Towards Making a Trojan-horse Attack on Text-to-Image Retrieval

Source code of our ICASSP2023 paper: Towards Making a Trojan-horse Attack on Text-to-Image Retrieval. This project implements Trojan-horse Attack for CLIP and CLIP-flickr on Flickr30k.

Environment

We used Anaconda to setup a deep learning workspace that supports PyTorch. Run the following script to install all the required packages.

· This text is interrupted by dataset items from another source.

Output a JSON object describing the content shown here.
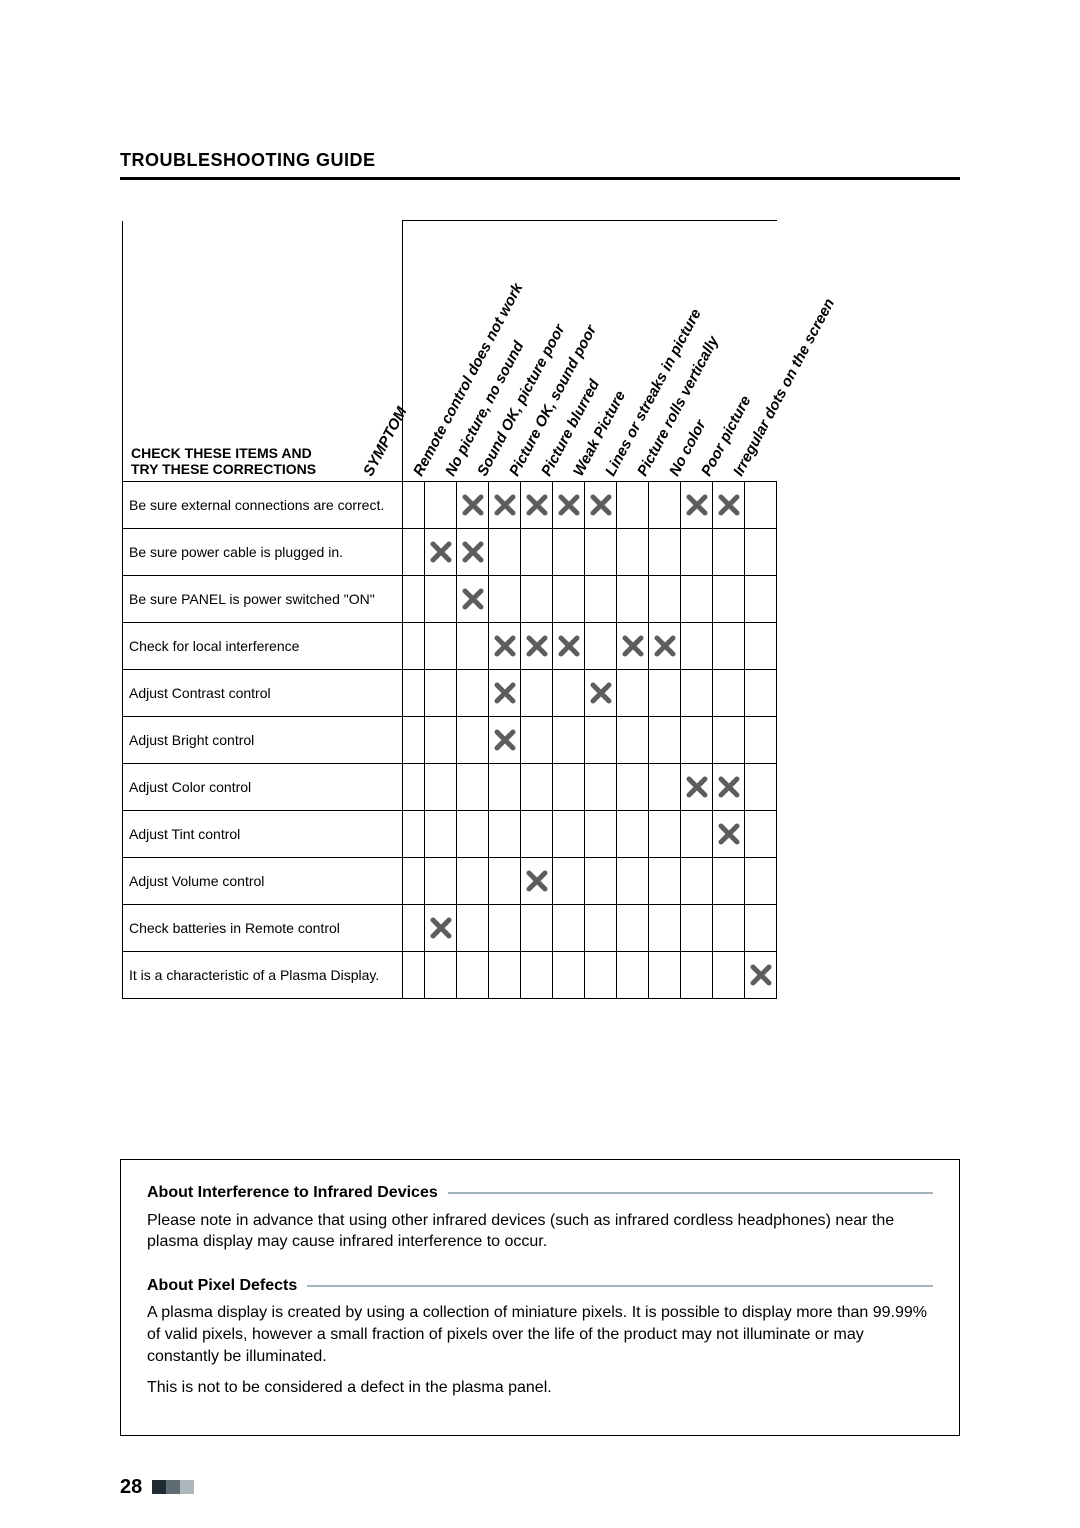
{
  "section_title": "TROUBLESHOOTING GUIDE",
  "header_stub_line1": "CHECK THESE ITEMS AND",
  "header_stub_line2": "TRY THESE CORRECTIONS",
  "symptom_word": "SYMPTOM",
  "symptoms": [
    "Remote control does not work",
    "No picture, no sound",
    "Sound OK, picture poor",
    "Picture OK, sound poor",
    "Picture blurred",
    "Weak Picture",
    "Lines or streaks in picture",
    "Picture rolls vertically",
    "No color",
    "Poor picture",
    "Irregular dots on the screen"
  ],
  "corrections": [
    "Be sure external connections are correct.",
    "Be sure power cable is plugged in.",
    "Be sure PANEL is power switched \"ON\"",
    "Check for local interference",
    "Adjust Contrast control",
    "Adjust Bright control",
    "Adjust Color control",
    "Adjust Tint control",
    "Adjust Volume control",
    "Check batteries in Remote control",
    "It is a characteristic of a Plasma Display."
  ],
  "chart_data": {
    "type": "table",
    "title": "Troubleshooting — symptoms × corrections (X = applies)",
    "columns": [
      "Remote control does not work",
      "No picture, no sound",
      "Sound OK, picture poor",
      "Picture OK, sound poor",
      "Picture blurred",
      "Weak Picture",
      "Lines or streaks in picture",
      "Picture rolls vertically",
      "No color",
      "Poor picture",
      "Irregular dots on the screen"
    ],
    "rows": [
      "Be sure external connections are correct.",
      "Be sure power cable is plugged in.",
      "Be sure PANEL is power switched \"ON\"",
      "Check for local interference",
      "Adjust Contrast control",
      "Adjust Bright control",
      "Adjust Color control",
      "Adjust Tint control",
      "Adjust Volume control",
      "Check batteries in Remote control",
      "It is a characteristic of a Plasma Display."
    ],
    "matrix": [
      [
        0,
        1,
        1,
        1,
        1,
        1,
        0,
        0,
        1,
        1,
        0
      ],
      [
        1,
        1,
        0,
        0,
        0,
        0,
        0,
        0,
        0,
        0,
        0
      ],
      [
        0,
        1,
        0,
        0,
        0,
        0,
        0,
        0,
        0,
        0,
        0
      ],
      [
        0,
        0,
        1,
        1,
        1,
        0,
        1,
        1,
        0,
        0,
        0
      ],
      [
        0,
        0,
        1,
        0,
        0,
        1,
        0,
        0,
        0,
        0,
        0
      ],
      [
        0,
        0,
        1,
        0,
        0,
        0,
        0,
        0,
        0,
        0,
        0
      ],
      [
        0,
        0,
        0,
        0,
        0,
        0,
        0,
        0,
        1,
        1,
        0
      ],
      [
        0,
        0,
        0,
        0,
        0,
        0,
        0,
        0,
        0,
        1,
        0
      ],
      [
        0,
        0,
        0,
        1,
        0,
        0,
        0,
        0,
        0,
        0,
        0
      ],
      [
        1,
        0,
        0,
        0,
        0,
        0,
        0,
        0,
        0,
        0,
        0
      ],
      [
        0,
        0,
        0,
        0,
        0,
        0,
        0,
        0,
        0,
        0,
        1
      ]
    ]
  },
  "footnote": {
    "h1": "About Interference to Infrared Devices",
    "p1": "Please note in advance that using other infrared devices (such as infrared cordless headphones) near the plasma display may cause infrared interference to occur.",
    "h2": "About Pixel Defects",
    "p2": "A plasma display is created by using a collection of miniature pixels. It is possible to display more than 99.99% of valid pixels, however a small fraction of pixels over the life of the product may not illuminate or may constantly be illuminated.",
    "p3": "This is not to be considered a defect in the plasma panel."
  },
  "page_number": "28"
}
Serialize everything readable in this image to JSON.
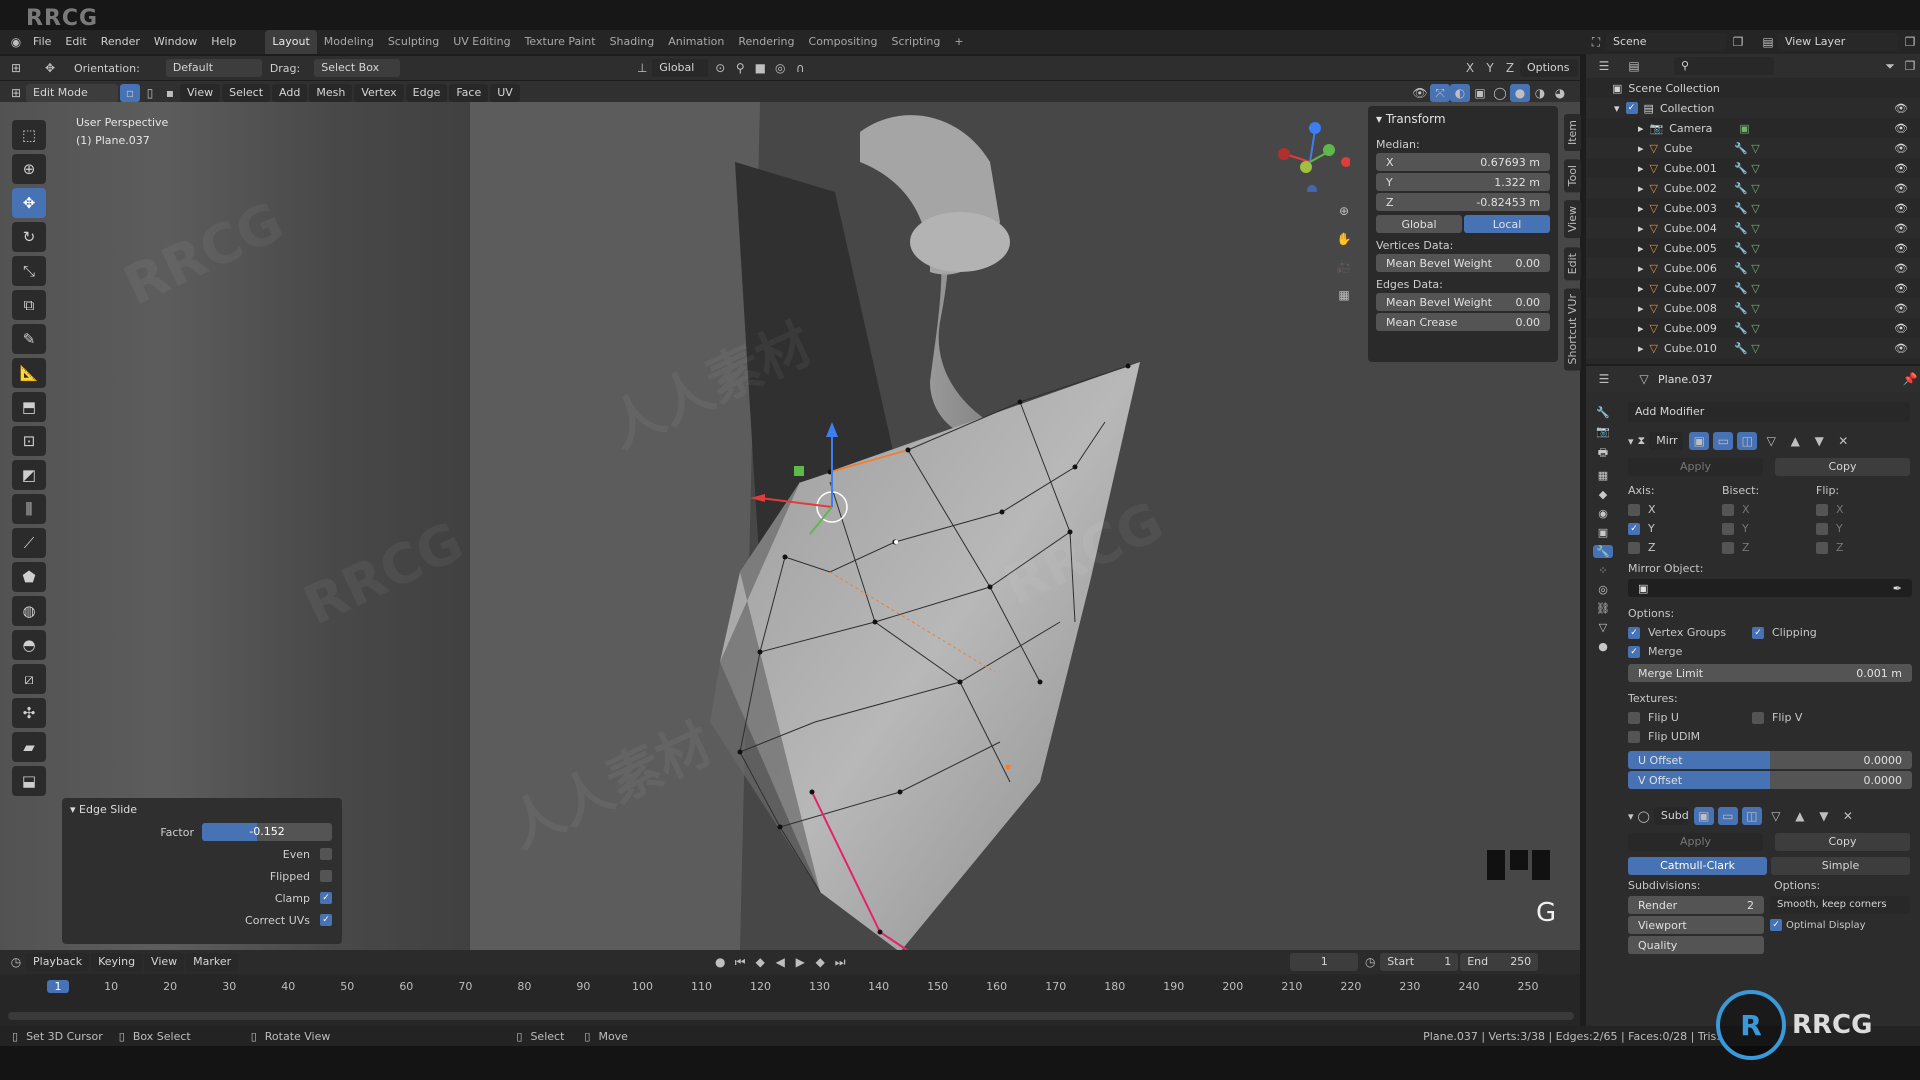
{
  "brand": "RRCG",
  "menu": [
    "File",
    "Edit",
    "Render",
    "Window",
    "Help"
  ],
  "workspaces": [
    "Layout",
    "Modeling",
    "Sculpting",
    "UV Editing",
    "Texture Paint",
    "Shading",
    "Animation",
    "Rendering",
    "Compositing",
    "Scripting"
  ],
  "active_workspace": "Layout",
  "scene": "Scene",
  "view_layer": "View Layer",
  "header": {
    "orientation_label": "Orientation:",
    "orientation_value": "Default",
    "drag_label": "Drag:",
    "drag_value": "Select Box",
    "transform_space": "Global",
    "options": "Options"
  },
  "mode_bar": {
    "mode": "Edit Mode",
    "menus": [
      "View",
      "Select",
      "Add",
      "Mesh",
      "Vertex",
      "Edge",
      "Face",
      "UV"
    ]
  },
  "viewport": {
    "perspective": "User Perspective",
    "object": "(1) Plane.037",
    "key_overlay": "G"
  },
  "npanel": {
    "title": "Transform",
    "median_label": "Median:",
    "x_label": "X",
    "x": "0.67693 m",
    "y_label": "Y",
    "y": "1.322 m",
    "z_label": "Z",
    "z": "-0.82453 m",
    "global": "Global",
    "local": "Local",
    "vertices_data": "Vertices Data:",
    "mean_bevel_weight": "Mean Bevel Weight",
    "v_bevel": "0.00",
    "edges_data": "Edges Data:",
    "e_bevel": "0.00",
    "mean_crease": "Mean Crease",
    "crease": "0.00",
    "tabs": [
      "Item",
      "Tool",
      "View",
      "Edit",
      "Shortcut VUr"
    ]
  },
  "outliner": {
    "root": "Scene Collection",
    "collection": "Collection",
    "items": [
      "Camera",
      "Cube",
      "Cube.001",
      "Cube.002",
      "Cube.003",
      "Cube.004",
      "Cube.005",
      "Cube.006",
      "Cube.007",
      "Cube.008",
      "Cube.009",
      "Cube.010"
    ]
  },
  "properties": {
    "object": "Plane.037",
    "add_modifier": "Add Modifier",
    "mirror": {
      "name": "Mirr",
      "apply": "Apply",
      "copy": "Copy",
      "axis_label": "Axis:",
      "bisect_label": "Bisect:",
      "flip_label": "Flip:",
      "axes": [
        "X",
        "Y",
        "Z"
      ],
      "mirror_object": "Mirror Object:",
      "options_label": "Options:",
      "vertex_groups": "Vertex Groups",
      "clipping": "Clipping",
      "merge": "Merge",
      "merge_limit_label": "Merge Limit",
      "merge_limit": "0.001 m",
      "textures_label": "Textures:",
      "flip_u": "Flip U",
      "flip_v": "Flip V",
      "flip_udim": "Flip UDIM",
      "u_offset_label": "U Offset",
      "u_offset": "0.0000",
      "v_offset_label": "V Offset",
      "v_offset": "0.0000"
    },
    "subsurf": {
      "name": "Subd",
      "apply": "Apply",
      "copy": "Copy",
      "catmull": "Catmull-Clark",
      "simple": "Simple",
      "subdivisions": "Subdivisions:",
      "options": "Options:",
      "render_label": "Render",
      "render": "2",
      "viewport_label": "Viewport",
      "quality_label": "Quality",
      "uv_smooth": "Smooth, keep corners",
      "optimal_display": "Optimal Display"
    }
  },
  "edge_slide": {
    "title": "Edge Slide",
    "factor_label": "Factor",
    "factor": "-0.152",
    "factor_fill": 0.42,
    "even": "Even",
    "flipped": "Flipped",
    "clamp": "Clamp",
    "correct_uvs": "Correct UVs"
  },
  "timeline": {
    "menus": [
      "Playback",
      "Keying",
      "View",
      "Marker"
    ],
    "current_frame": "1",
    "start_label": "Start",
    "start": "1",
    "end_label": "End",
    "end": "250",
    "ticks": [
      "1",
      "10",
      "20",
      "30",
      "40",
      "50",
      "60",
      "70",
      "80",
      "90",
      "100",
      "110",
      "120",
      "130",
      "140",
      "150",
      "160",
      "170",
      "180",
      "190",
      "200",
      "210",
      "220",
      "230",
      "240",
      "250"
    ]
  },
  "statusbar": {
    "set_cursor": "Set 3D Cursor",
    "box_select": "Box Select",
    "rotate_view": "Rotate View",
    "select": "Select",
    "move": "Move",
    "stats": "Plane.037 | Verts:3/38 | Edges:2/65 | Faces:0/28 | Tris:"
  },
  "colors": {
    "accent": "#4772b3",
    "viewport_bg": "#3a3a3a",
    "panel_bg": "#2c2c2c",
    "edge_selected": "#ff7a20",
    "seam": "#e8206a"
  }
}
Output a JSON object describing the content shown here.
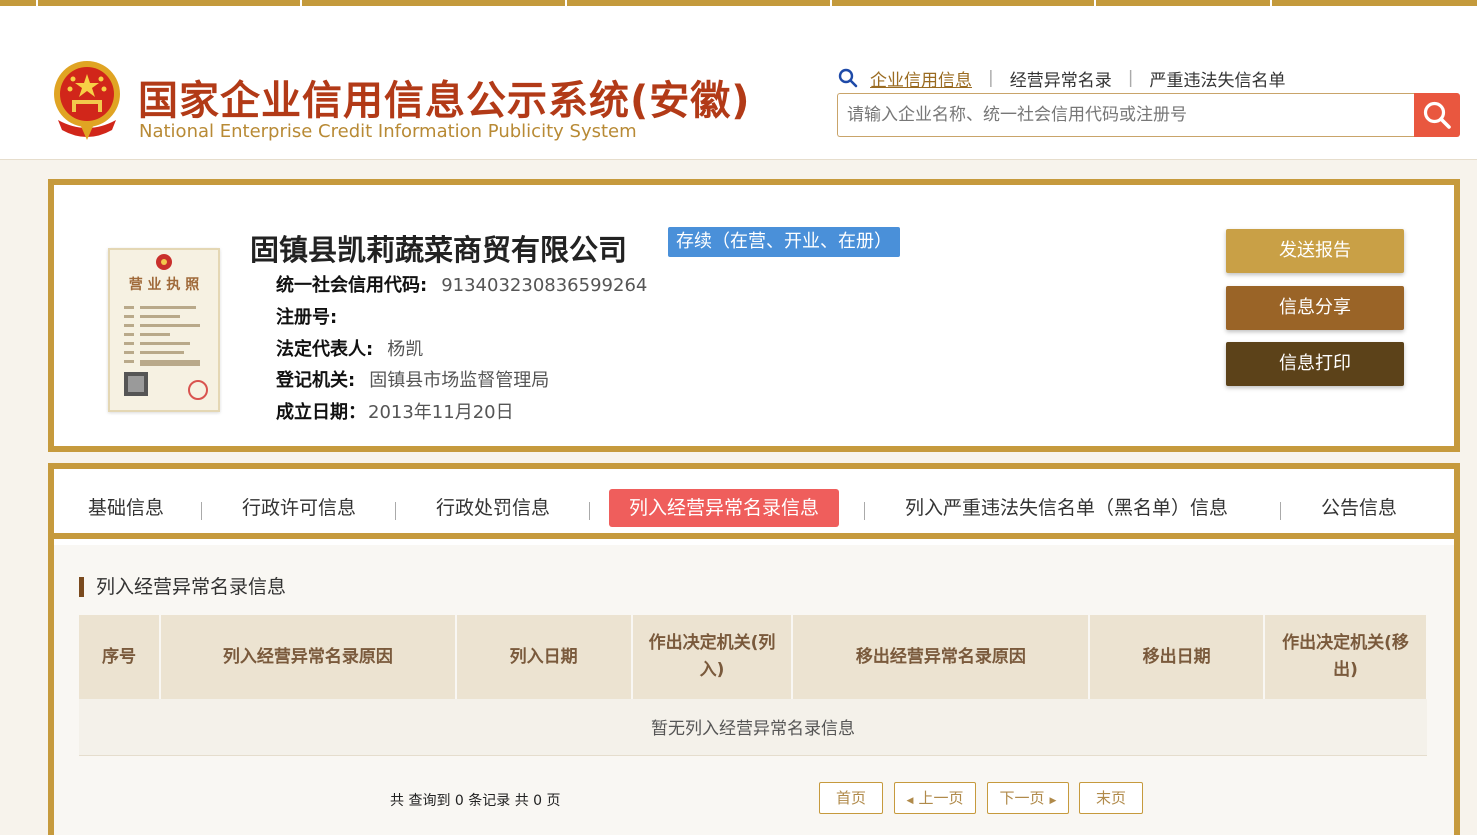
{
  "header": {
    "title_cn": "国家企业信用信息公示系统(安徽)",
    "title_en": "National Enterprise Credit Information Publicity System",
    "nav": [
      {
        "label": "企业信用信息"
      },
      {
        "label": "经营异常名录"
      },
      {
        "label": "严重违法失信名单"
      }
    ],
    "nav_separator": "|",
    "search_placeholder": "请输入企业名称、统一社会信用代码或注册号"
  },
  "company": {
    "name": "固镇县凯莉蔬菜商贸有限公司",
    "status": "存续（在营、开业、在册）",
    "fields": [
      {
        "label": "统一社会信用代码:",
        "value": "913403230836599264"
      },
      {
        "label": "注册号:",
        "value": ""
      },
      {
        "label": "法定代表人:",
        "value": "杨凯"
      },
      {
        "label": "登记机关:",
        "value": "固镇县市场监督管理局"
      },
      {
        "label": "成立日期：",
        "value": "2013年11月20日"
      }
    ],
    "license_title": "营 业 执 照"
  },
  "actions": {
    "send_report": "发送报告",
    "share": "信息分享",
    "print": "信息打印"
  },
  "tabs": [
    {
      "label": "基础信息"
    },
    {
      "label": "行政许可信息"
    },
    {
      "label": "行政处罚信息"
    },
    {
      "label": "列入经营异常名录信息"
    },
    {
      "label": "列入严重违法失信名单（黑名单）信息"
    },
    {
      "label": "公告信息"
    }
  ],
  "section": {
    "title": "列入经营异常名录信息",
    "columns": [
      "序号",
      "列入经营异常名录原因",
      "列入日期",
      "作出决定机关(列入)",
      "移出经营异常名录原因",
      "移出日期",
      "作出决定机关(移出)"
    ],
    "empty_text": "暂无列入经营异常名录信息"
  },
  "pager": {
    "summary": "共 查询到 0 条记录 共 0 页",
    "first": "首页",
    "prev": "上一页",
    "next": "下一页",
    "last": "末页"
  },
  "colors": {
    "gold": "#c69a3d",
    "brand_red": "#b23a17",
    "status_blue": "#4a90d9",
    "active_tab": "#ef5e5c",
    "btn_report": "#c9a046",
    "btn_share": "#9a6427",
    "btn_print": "#5c4219"
  }
}
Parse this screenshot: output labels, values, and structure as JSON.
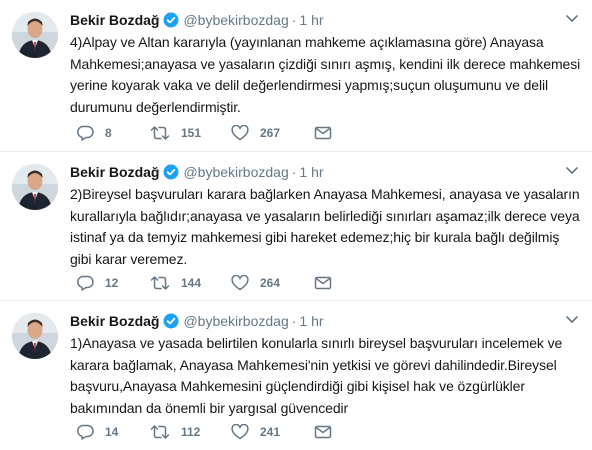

conda create -n tth python==3.8 -y
conda activate tth
git clone https://github.com/fly-dragon211/tth.git
cd tth
pip install -r requirements.txt

Data prepare

Dataset

We put the dataset files on ~/VisualSearch.

mkdir ~/VisualSearch
unzip -q "TTH_VisualSearch.zip" -d "${HOME}/VisualSearch/"

Readers need to download Flickr30k dataset and move the image files to ~/VisualSearch/flickr30k/flickr30k-images/. The Flickr30k is available on official website or Baidu Yun (https://pan.baidu.com/s/1r0RVUwctJsI0iNuVXHQ6kA 提取码：hrf3).

CLIP-flickr and CLIP-coco models

We provide the CLIP model which finetuned on Flickr30k and MSCOCO:

Baidu Yun: https://pan.baidu.com/s/1n8Sa7Fr9-G9KbZ3-FxS1_g?pwd=sbsv 提取码: sbsv

Readers can move the model files to ~/VisualSearch/flickr30k

Trojan-horse Attack

CLIP

 python TTH_attack.py \
 --device 0 flickr30ktest_add_ad None flickr30ktrain/flickr30kval/test \
 --attack_trainData flickr30ktrain --config_name TTH.CLIPEnd2End_adjust \
 --parm_adjust_config 0_1_1 --rootpath ~/VisualSearch \
 --batch_size 256 --query_sets flickr30ktest_add_ad.caption.txt

R10 of LBIR system without/with Trojan-horse images w.r.t. specific queries. LBIR setup: CLIP + Flickr30ktest. Adversarial patches are learned with Flickr30ktrain as training data. The clear drop of R10 for truley relevant images and the clear increase of R10 for novel images show the success of the proposed method for making Trojan-horse attacks

Query set	Truly relevant images		Benign or TTH images
Query set	w/o TTH	w/ TTH	w/o TTH	w/ TTH
waiter	100.0	20.0	0.0	100.0
motorcycle	90.5	28.6	0.0	100.0
run	92.3	30.8	0.0	100.0
dress	92.4	42.4	0.0	100.0
floating	90.0	40.0	0.0	100.0
smiling	94.6	48.2	0.0	100.0
policeman	100.0	58.3	0.0	100.0
feeding	100.0	60.0	0.0	100.0
maroon	100.0	60.0	0.0	100.0
navy	100.0	66.7	0.0	100.0
cow	100.0	73.3	0.0	100.0
little	91.9	29.0	0.0	98.9
swimming	97.8	43.5	0.0	97.8
climbing	95.5	11.4	0.0	97.7
blue	95.4	61.4	0.0	97.3
dancing	80.0	33.3	0.0	96.7
yellow	93.2	68.9	0.0	96.3
floor	97.7	70.5	0.0	95.5
reading	94.7	52.6	0.0	94.7
jacket	91.4	69.9	0.0	94.6
pink	94.3	52.9	0.0	94.3
green	94.9	76.0	0.0	92.0
female	100.0	73.9	0.0	89.1
front	92.0	78.0	0.0	88.6
MEAN	94.9	52.1	0.0	97.2

CLIP-flickr

 CLIP_flickr="~/VisualSearch/flickr30k/CLIP-flickr.tar"
 
 python TTH_attack.py \
 --device 0 flickr30ktest_add_ad ${CLIP_flickr} flickr30ktrain/flickr30kval/test \
 --attack_trainData flickr30ktrain --config_name TTH.CLIPEnd2End_adjust \
 --parm_adjust_config 0_1_0 --rootpath ~/VisualSearch \
 --batch_size 256 --query_sets flickr30ktest_add_ad.caption.txt

R10 of LBIR system without/with TTH images w.r.t. specific queries. LBIR setup: CLIP-flickr + Flickr30ktest.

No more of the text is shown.